Institute of Japanese Studies Dr. Martin Blahota
Profile
I am a postdoctoral research fellow at Heidelberg University (Germany), where I was sent by the Oriental Institute of the Czech Academy of Sciences for two years. I studied at Charles University in Prague (Czech Republic) and held research positions or fellowships at East China Normal University (China), National Tsing Hua University (Taiwan), Harvard University (USA), and Tokyo Metropolitan University (Japan). My research focuses on modern Chinese literature, colonial modernity in East Asia, and the representation of identity. I have published in peer-reviewed journals and presented my work at international conferences and workshops. Currently, I am completing a book manuscript on the representation of East Asian identities in Manchukuo’s Chinese-language literature. I have also translated works by Yang Mu and Egoyan Zheng into Czech.

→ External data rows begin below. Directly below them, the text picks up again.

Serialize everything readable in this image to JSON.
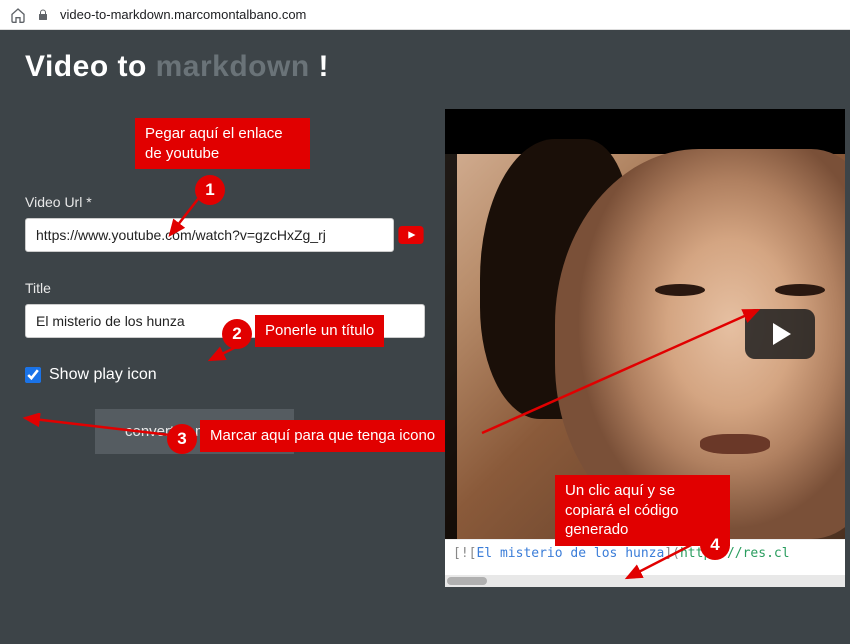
{
  "browser": {
    "url": "video-to-markdown.marcomontalbano.com"
  },
  "page": {
    "title_prefix": "Video to ",
    "title_highlight": "markdown",
    "title_suffix": " !"
  },
  "form": {
    "video_url_label": "Video Url *",
    "video_url_value": "https://www.youtube.com/watch?v=gzcHxZg_rj",
    "title_label": "Title",
    "title_value": "El misterio de los hunza",
    "show_play_label": "Show play icon",
    "show_play_checked": true,
    "convert_button": "convert to markdown"
  },
  "output": {
    "code_bracket_open": "[![",
    "code_title": "El misterio de los hunza",
    "code_mid": "](",
    "code_url": "https://res.cl",
    "code_close": ""
  },
  "annotations": {
    "a1_text": "Pegar aquí el enlace de youtube",
    "a1_num": "1",
    "a2_text": "Ponerle un  título",
    "a2_num": "2",
    "a3_text": "Marcar aquí para que tenga icono",
    "a3_num": "3",
    "a4_text": "Un clic aquí y se copiará el código generado",
    "a4_num": "4"
  }
}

My research project at Heidelberg University:
Nomadic Spirituality: Unstable Buddhist Identities in East Asian Borderlands
My current research project builds a new understanding of the political and literary history of East Asian borderlands in the first half of the 20th century by focusing on the spiritual dimension of identities in relation to borders. Bridging Japanese and Chinese studies and drawing on cultural, postcolonial, and border studies, this project is centred around the concept of nomadic spirituality – that is, the open spiritual affiliation of individuals whose faiths fluctuate between the religious and the secular during their lives, as opposed to maintaining a single religious faith. The project examines prominent Chinese and Japanese writers/intellectuals, who are dominantly associated with the secular literary scene. The main goal is to demonstrate that at specific stages of their literary careers, their writings engaged with Buddhist concepts, which they used for various purposes, both personal and social.